Some of this development will be technical, such as figuring out how to mark comments in feeds to clearly group conversation threads and link them to parent articles (there is a 'Feed Thread' draft RFC in progress, eg here). And anything that automatically mass-pulls syndication feeds is going to need to get much smarter about detecting overlapping feeds. (Failure to get smarter will result in mass lynchings.)
WanderingThoughts avoids some of these problems because I decided that the auto-discoverable feed for an entry should be the main feed rather than comments on the entry.

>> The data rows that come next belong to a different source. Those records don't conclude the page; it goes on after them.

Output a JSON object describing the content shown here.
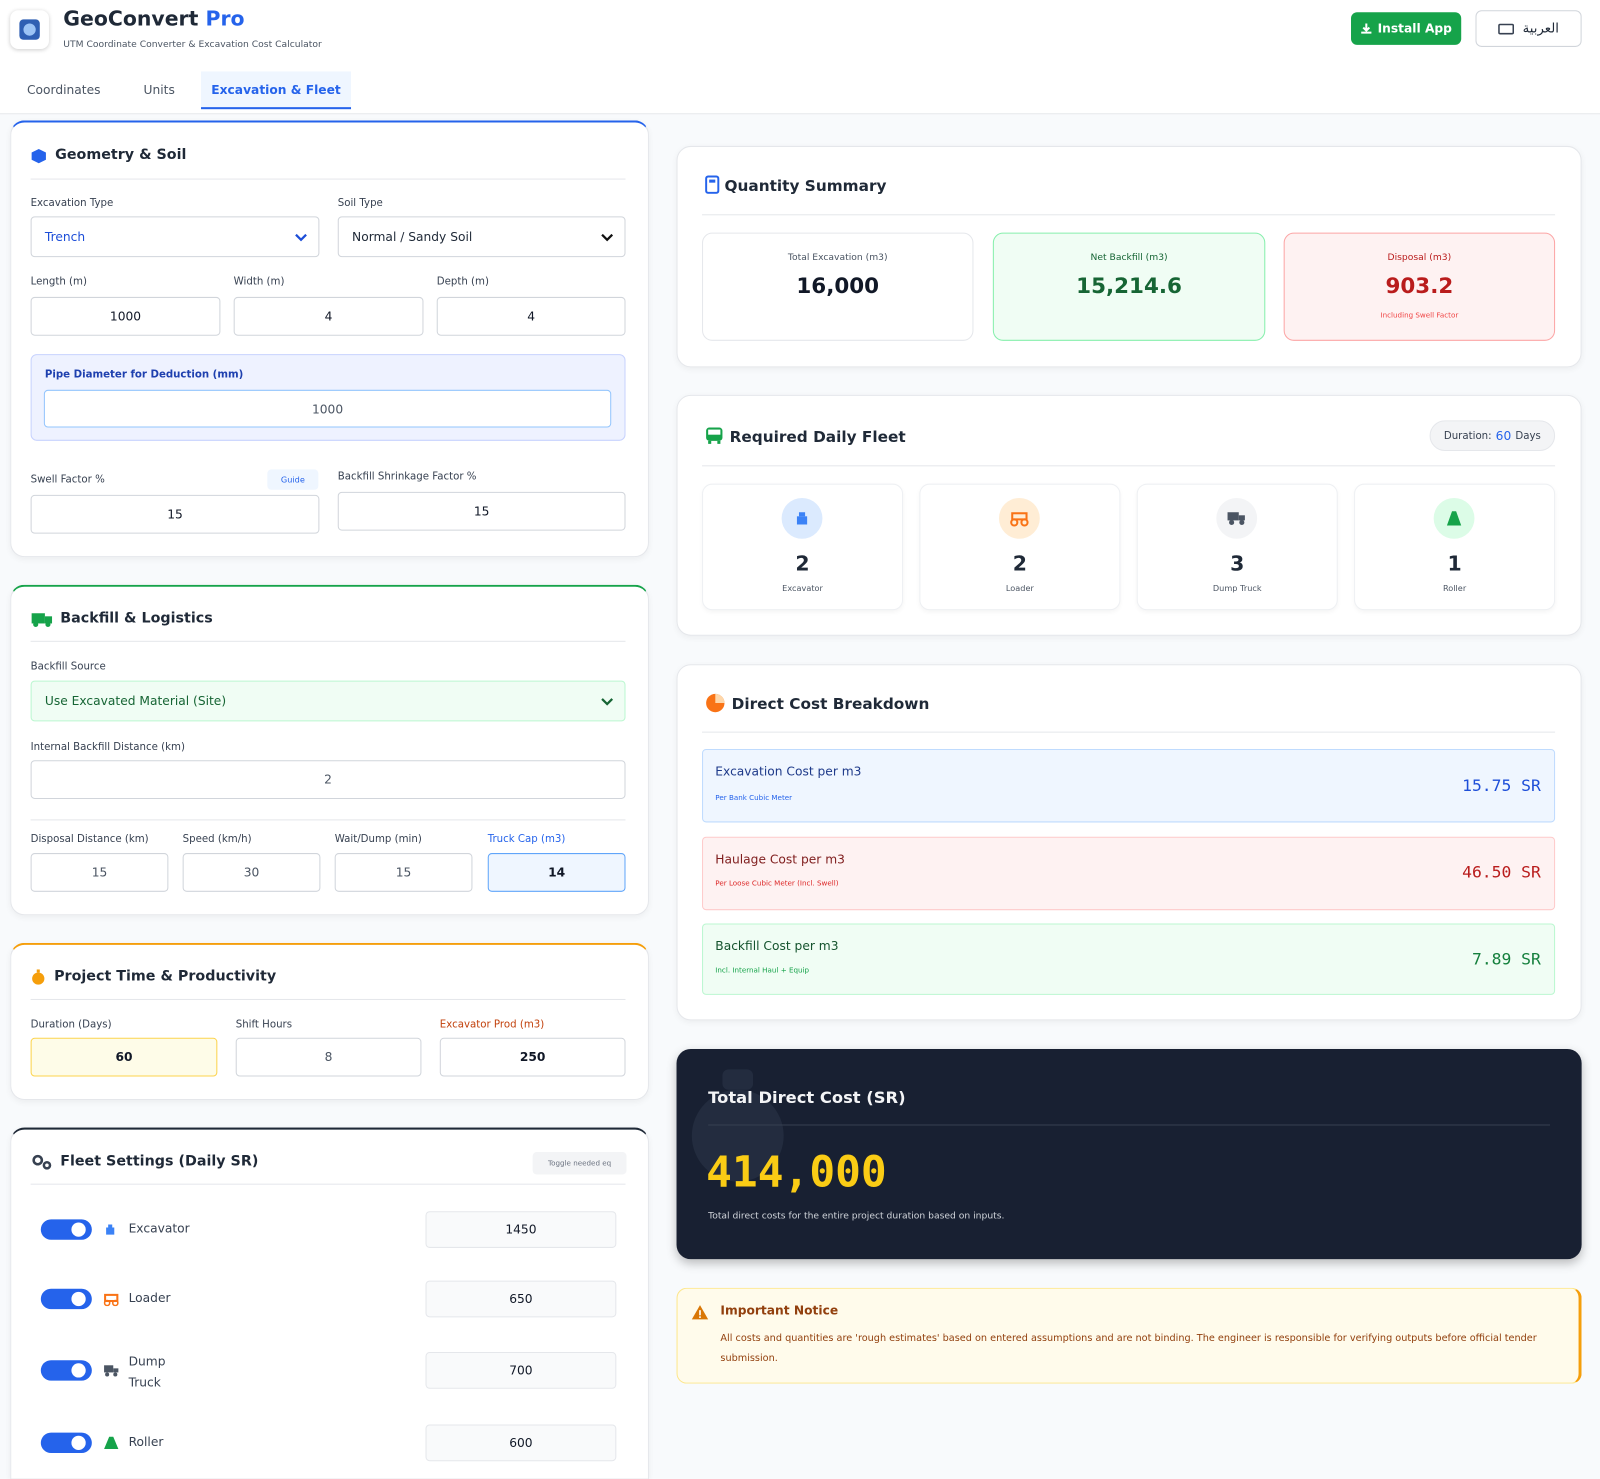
{
  "header": {
    "app_name": "GeoConvert",
    "app_name_suffix": "Pro",
    "subtitle": "UTM Coordinate Converter & Excavation Cost Calculator",
    "install_button": "Install App",
    "language_button": "العربية"
  },
  "tabs": [
    "Coordinates",
    "Units",
    "Excavation & Fleet"
  ],
  "geometry_soil": {
    "title": "Geometry & Soil",
    "excavation_type": {
      "label": "Excavation Type",
      "value": "Trench"
    },
    "soil_type": {
      "label": "Soil Type",
      "value": "Normal / Sandy Soil"
    },
    "length": {
      "label": "Length (m)",
      "value": 1000
    },
    "width": {
      "label": "Width (m)",
      "value": 4
    },
    "depth": {
      "label": "Depth (m)",
      "value": 4
    },
    "pipe_diameter": {
      "label": "Pipe Diameter for Deduction (mm)",
      "value": 1000
    },
    "swell_factor": {
      "label": "Swell Factor %",
      "guide": "Guide",
      "value": 15
    },
    "shrinkage_factor": {
      "label": "Backfill Shrinkage Factor %",
      "value": 15
    }
  },
  "backfill_logistics": {
    "title": "Backfill & Logistics",
    "backfill_source": {
      "label": "Backfill Source",
      "value": "Use Excavated Material (Site)"
    },
    "internal_distance": {
      "label": "Internal Backfill Distance (km)",
      "value": 2
    },
    "disposal_distance": {
      "label": "Disposal Distance (km)",
      "value": 15
    },
    "speed": {
      "label": "Speed (km/h)",
      "value": 30
    },
    "wait_dump": {
      "label": "Wait/Dump (min)",
      "value": 15
    },
    "truck_capacity": {
      "label": "Truck Cap (m3)",
      "value": 14
    }
  },
  "project_time": {
    "title": "Project Time & Productivity",
    "duration": {
      "label": "Duration (Days)",
      "value": 60
    },
    "shift_hours": {
      "label": "Shift Hours",
      "value": 8
    },
    "excavator_prod": {
      "label": "Excavator Prod (m3)",
      "value": 250
    }
  },
  "fleet_settings": {
    "title": "Fleet Settings (Daily SR)",
    "hint": "Toggle needed eq",
    "rows": [
      {
        "name": "Excavator",
        "rate": 1450
      },
      {
        "name": "Loader",
        "rate": 650
      },
      {
        "name": "Dump Truck",
        "rate": 700
      },
      {
        "name": "Roller",
        "rate": 600
      }
    ]
  },
  "quantity_summary": {
    "title": "Quantity Summary",
    "total_excavation": {
      "label": "Total Excavation (m3)",
      "value": "16,000"
    },
    "net_backfill": {
      "label": "Net Backfill (m3)",
      "value": "15,214.6"
    },
    "disposal": {
      "label": "Disposal (m3)",
      "value": "903.2",
      "note": "Including Swell Factor"
    }
  },
  "daily_fleet": {
    "title": "Required Daily Fleet",
    "duration_label": "Duration:",
    "duration_value": 60,
    "duration_unit": "Days",
    "items": [
      {
        "count": 2,
        "name": "Excavator"
      },
      {
        "count": 2,
        "name": "Loader"
      },
      {
        "count": 3,
        "name": "Dump Truck"
      },
      {
        "count": 1,
        "name": "Roller"
      }
    ]
  },
  "cost_breakdown": {
    "title": "Direct Cost Breakdown",
    "items": [
      {
        "title": "Excavation Cost per m3",
        "note": "Per Bank Cubic Meter",
        "value": "15.75",
        "unit": "SR"
      },
      {
        "title": "Haulage Cost per m3",
        "note": "Per Loose Cubic Meter (Incl. Swell)",
        "value": "46.50",
        "unit": "SR"
      },
      {
        "title": "Backfill Cost per m3",
        "note": "Incl. Internal Haul + Equip",
        "value": "7.89",
        "unit": "SR"
      }
    ]
  },
  "total_cost": {
    "title": "Total Direct Cost (SR)",
    "value": "414,000",
    "description": "Total direct costs for the entire project duration based on inputs."
  },
  "notice": {
    "title": "Important Notice",
    "text": "All costs and quantities are 'rough estimates' based on entered assumptions and are not binding. The engineer is responsible for verifying outputs before official tender submission."
  }
}
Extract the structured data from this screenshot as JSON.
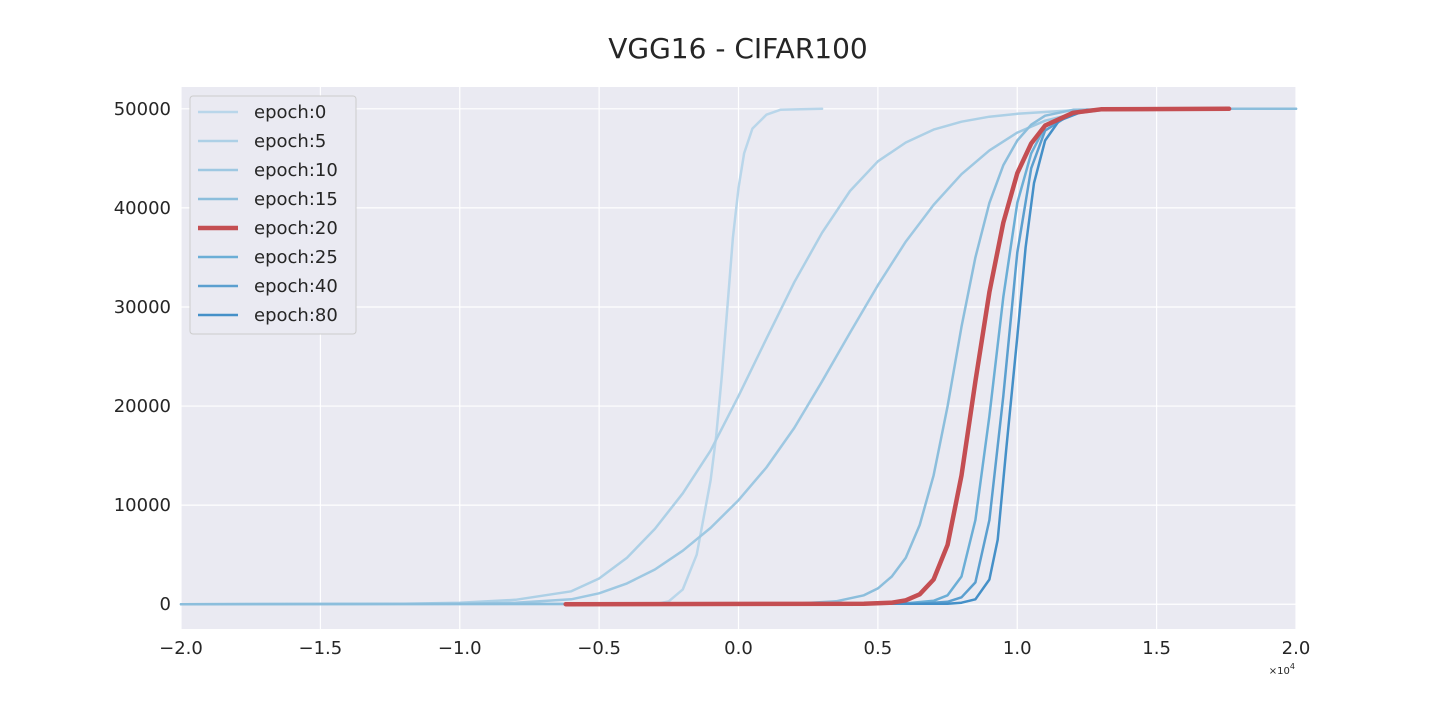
{
  "chart_data": {
    "type": "line",
    "title": "VGG16 - CIFAR100",
    "xlabel": "",
    "ylabel": "",
    "x_offset_label": "×10",
    "x_offset_exp": "4",
    "xlim": [
      -2.0,
      2.0
    ],
    "ylim": [
      -2500,
      52200
    ],
    "xticks": [
      -2.0,
      -1.5,
      -1.0,
      -0.5,
      0.0,
      0.5,
      1.0,
      1.5,
      2.0
    ],
    "xtick_labels": [
      "−2.0",
      "−1.5",
      "−1.0",
      "−0.5",
      "0.0",
      "0.5",
      "1.0",
      "1.5",
      "2.0"
    ],
    "yticks": [
      0,
      10000,
      20000,
      30000,
      40000,
      50000
    ],
    "ytick_labels": [
      "0",
      "10000",
      "20000",
      "30000",
      "40000",
      "50000"
    ],
    "grid": true,
    "legend_position": "upper-left",
    "background": "#eaeaf2",
    "series": [
      {
        "name": "epoch:0",
        "color": "#b9d6ea",
        "width": 2.5,
        "points": [
          [
            -2.0,
            0
          ],
          [
            -0.3,
            0
          ],
          [
            -0.25,
            300
          ],
          [
            -0.2,
            1500
          ],
          [
            -0.15,
            5000
          ],
          [
            -0.1,
            12500
          ],
          [
            -0.08,
            17000
          ],
          [
            -0.06,
            23000
          ],
          [
            -0.04,
            30000
          ],
          [
            -0.02,
            37000
          ],
          [
            0.0,
            42000
          ],
          [
            0.02,
            45500
          ],
          [
            0.05,
            48000
          ],
          [
            0.1,
            49400
          ],
          [
            0.15,
            49900
          ],
          [
            0.3,
            50000
          ]
        ]
      },
      {
        "name": "epoch:5",
        "color": "#add0e6",
        "width": 2.5,
        "points": [
          [
            -2.0,
            0
          ],
          [
            -1.2,
            50
          ],
          [
            -1.0,
            150
          ],
          [
            -0.8,
            450
          ],
          [
            -0.6,
            1300
          ],
          [
            -0.5,
            2600
          ],
          [
            -0.4,
            4700
          ],
          [
            -0.3,
            7600
          ],
          [
            -0.2,
            11200
          ],
          [
            -0.1,
            15500
          ],
          [
            0.0,
            21000
          ],
          [
            0.1,
            26800
          ],
          [
            0.2,
            32500
          ],
          [
            0.3,
            37500
          ],
          [
            0.4,
            41700
          ],
          [
            0.5,
            44700
          ],
          [
            0.6,
            46600
          ],
          [
            0.7,
            47900
          ],
          [
            0.8,
            48700
          ],
          [
            0.9,
            49200
          ],
          [
            1.0,
            49500
          ],
          [
            1.2,
            49850
          ],
          [
            1.5,
            50000
          ],
          [
            2.0,
            50000
          ]
        ]
      },
      {
        "name": "epoch:10",
        "color": "#9ec8e2",
        "width": 2.5,
        "points": [
          [
            -2.0,
            0
          ],
          [
            -1.0,
            50
          ],
          [
            -0.8,
            150
          ],
          [
            -0.6,
            500
          ],
          [
            -0.5,
            1100
          ],
          [
            -0.4,
            2100
          ],
          [
            -0.3,
            3500
          ],
          [
            -0.2,
            5400
          ],
          [
            -0.1,
            7700
          ],
          [
            0.0,
            10500
          ],
          [
            0.1,
            13800
          ],
          [
            0.2,
            17800
          ],
          [
            0.3,
            22500
          ],
          [
            0.4,
            27400
          ],
          [
            0.5,
            32200
          ],
          [
            0.6,
            36600
          ],
          [
            0.7,
            40300
          ],
          [
            0.8,
            43400
          ],
          [
            0.9,
            45800
          ],
          [
            1.0,
            47600
          ],
          [
            1.1,
            48800
          ],
          [
            1.2,
            49500
          ],
          [
            1.3,
            49850
          ],
          [
            1.5,
            50000
          ],
          [
            2.0,
            50000
          ]
        ]
      },
      {
        "name": "epoch:15",
        "color": "#8cbedc",
        "width": 2.5,
        "points": [
          [
            -2.0,
            0
          ],
          [
            0.2,
            50
          ],
          [
            0.35,
            300
          ],
          [
            0.45,
            900
          ],
          [
            0.5,
            1600
          ],
          [
            0.55,
            2800
          ],
          [
            0.6,
            4700
          ],
          [
            0.65,
            8000
          ],
          [
            0.7,
            13000
          ],
          [
            0.75,
            20000
          ],
          [
            0.8,
            28000
          ],
          [
            0.85,
            35000
          ],
          [
            0.9,
            40500
          ],
          [
            0.95,
            44300
          ],
          [
            1.0,
            46800
          ],
          [
            1.05,
            48400
          ],
          [
            1.1,
            49300
          ],
          [
            1.2,
            49900
          ],
          [
            1.5,
            50000
          ],
          [
            2.0,
            50000
          ]
        ]
      },
      {
        "name": "epoch:20",
        "color": "#c44e52",
        "width": 4.5,
        "points": [
          [
            -0.62,
            0
          ],
          [
            0.45,
            50
          ],
          [
            0.55,
            150
          ],
          [
            0.6,
            400
          ],
          [
            0.65,
            1000
          ],
          [
            0.7,
            2500
          ],
          [
            0.75,
            6000
          ],
          [
            0.8,
            13000
          ],
          [
            0.85,
            22500
          ],
          [
            0.9,
            31500
          ],
          [
            0.95,
            38500
          ],
          [
            1.0,
            43500
          ],
          [
            1.05,
            46500
          ],
          [
            1.1,
            48300
          ],
          [
            1.2,
            49600
          ],
          [
            1.3,
            49950
          ],
          [
            1.76,
            50000
          ]
        ]
      },
      {
        "name": "epoch:25",
        "color": "#6baed6",
        "width": 2.5,
        "points": [
          [
            -0.45,
            0
          ],
          [
            0.6,
            80
          ],
          [
            0.7,
            350
          ],
          [
            0.75,
            900
          ],
          [
            0.8,
            2800
          ],
          [
            0.85,
            8500
          ],
          [
            0.9,
            19000
          ],
          [
            0.95,
            31000
          ],
          [
            1.0,
            40500
          ],
          [
            1.05,
            45500
          ],
          [
            1.1,
            48200
          ],
          [
            1.2,
            49700
          ],
          [
            1.3,
            50000
          ],
          [
            1.75,
            50000
          ]
        ]
      },
      {
        "name": "epoch:40",
        "color": "#5b9fcf",
        "width": 2.5,
        "points": [
          [
            -0.45,
            0
          ],
          [
            0.65,
            50
          ],
          [
            0.75,
            250
          ],
          [
            0.8,
            700
          ],
          [
            0.85,
            2200
          ],
          [
            0.9,
            8500
          ],
          [
            0.95,
            21000
          ],
          [
            1.0,
            35500
          ],
          [
            1.05,
            44000
          ],
          [
            1.1,
            47800
          ],
          [
            1.2,
            49600
          ],
          [
            1.3,
            50000
          ],
          [
            1.75,
            50000
          ]
        ]
      },
      {
        "name": "epoch:80",
        "color": "#4590c8",
        "width": 2.5,
        "points": [
          [
            -0.45,
            0
          ],
          [
            0.75,
            50
          ],
          [
            0.8,
            150
          ],
          [
            0.85,
            500
          ],
          [
            0.9,
            2500
          ],
          [
            0.93,
            6500
          ],
          [
            0.96,
            15500
          ],
          [
            1.0,
            27000
          ],
          [
            1.03,
            36000
          ],
          [
            1.06,
            42500
          ],
          [
            1.1,
            46800
          ],
          [
            1.15,
            48800
          ],
          [
            1.25,
            49900
          ],
          [
            1.75,
            50000
          ]
        ]
      }
    ]
  }
}
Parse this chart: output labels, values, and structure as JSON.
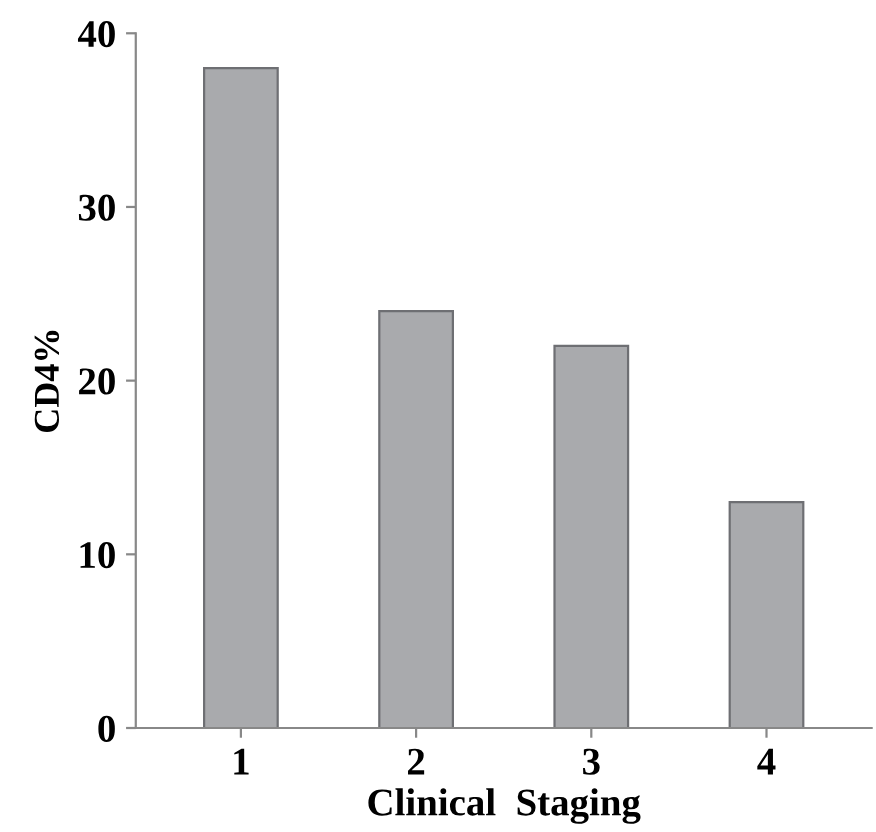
{
  "chart_data": {
    "type": "bar",
    "xlabel": "Clinical  Staging",
    "ylabel": "CD4%",
    "categories": [
      "1",
      "2",
      "3",
      "4"
    ],
    "values": [
      38,
      24,
      22,
      13
    ],
    "color": "#a9aaad",
    "ylim": [
      0,
      40
    ],
    "yticks": [
      0,
      10,
      20,
      30,
      40
    ],
    "grid": false,
    "legend": false
  }
}
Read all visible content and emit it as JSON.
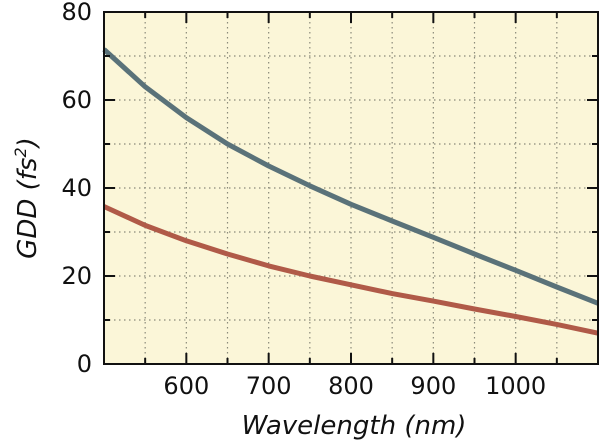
{
  "chart_data": {
    "type": "line",
    "title": "",
    "xlabel": "Wavelength (nm)",
    "ylabel": {
      "prefix": "GDD (fs",
      "superscript": "2",
      "suffix": ")"
    },
    "xlim": [
      500,
      1100
    ],
    "ylim": [
      0,
      80
    ],
    "x_major_ticks": [
      600,
      700,
      800,
      900,
      1000
    ],
    "x_major_tick_labels": [
      "600",
      "700",
      "800",
      "900",
      "1000"
    ],
    "x_minor_ticks": [
      550,
      650,
      750,
      850,
      950,
      1050
    ],
    "y_major_ticks": [
      0,
      20,
      40,
      60,
      80
    ],
    "y_major_tick_labels": [
      "0",
      "20",
      "40",
      "60",
      "80"
    ],
    "y_minor_ticks": [
      10,
      30,
      50,
      70
    ],
    "grid": true,
    "legend": "none",
    "colors": {
      "plot_background": "#fbf6d8",
      "grid": "#8a8a7a",
      "frame": "#111111"
    },
    "series": [
      {
        "name": "upper curve",
        "color": "#5a7279",
        "x": [
          500,
          550,
          600,
          650,
          700,
          750,
          800,
          850,
          900,
          950,
          1000,
          1050,
          1100
        ],
        "values": [
          71.5,
          63.0,
          56.0,
          50.0,
          45.0,
          40.5,
          36.3,
          32.5,
          28.8,
          25.0,
          21.3,
          17.5,
          13.8
        ]
      },
      {
        "name": "lower curve",
        "color": "#b05a48",
        "x": [
          500,
          550,
          600,
          650,
          700,
          750,
          800,
          850,
          900,
          950,
          1000,
          1050,
          1100
        ],
        "values": [
          35.8,
          31.5,
          28.0,
          25.0,
          22.3,
          20.0,
          18.0,
          16.0,
          14.3,
          12.5,
          10.8,
          9.0,
          7.0
        ]
      }
    ]
  }
}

While each entry does have a comments feed, people have to feed it to their aggregator more or less by hand, and the same holds for the various aggregated comments feeds. (In theory you can have several autodiscoverable feeds on a page, but I don't know if anyone handles that well yet.)
For annoying spiders that like to crawl my syndication feeds, I now use a blunt hammer; selected user agents get 403 responses on all requests for syndication feeds. I am optimistic that they will someday take the hint.
2006-04-13
An obnoxious RSS feed trick
I suppose it was inevitable, but the marketers have definitely arrived; the otherwise excellent In The Pipeline's syndication feed now has banner ads. Animated banner ads at that. I find this especially irritating because the feed is already a partial text feed, which means that I'm going to visit the website anyways (because I have to). Adding animated banner ads on top is just adding insult to injury.
I honestly don't know why marketers still keep doing this. Everyone with three brain cells to rub together has been reading about the declining banner ad clickthrough rates for years, partly because people hate them. There are surely good, useful ways to add advertising to syndication feeds waiting to be discovered by clever people. Animated banner ads that take up half of each entry are not one of them.
In this case, the only result the ads achieved was to get me to spend about three quarters of an hour figuring out how to block them. If In The Pipeline's content was any less interesting, I might have just stopped reading; I dare say that there are other readers (less stubborn or less attached) that already have.
(It would have been faster, but the embedded Mozilla bits that
my liferea uses don't seem to use
any of the usual things that the Mozilla engine has for blocking bad
content. In the end I had to resort to 1997 technology in the form
of /etc/hosts entries, although I'll be installing a Privoxy instance soon. One of the fun complications
is that In The Pipeline's syndication feed is served through
FeedBurner, which rewrites all of the URLs in entries, thereby neatly
obfuscating where the images were really coming from. If anyone else
is in the same situation, you want to block atdmt.com, or at least
spd.atdmt.com, spe.atdmt.com, and mir.atdmt.com.)
Update: In The Pipeline has now not only removed the ads but has switched to a full text feed from a partial one. I'm very happy at this development.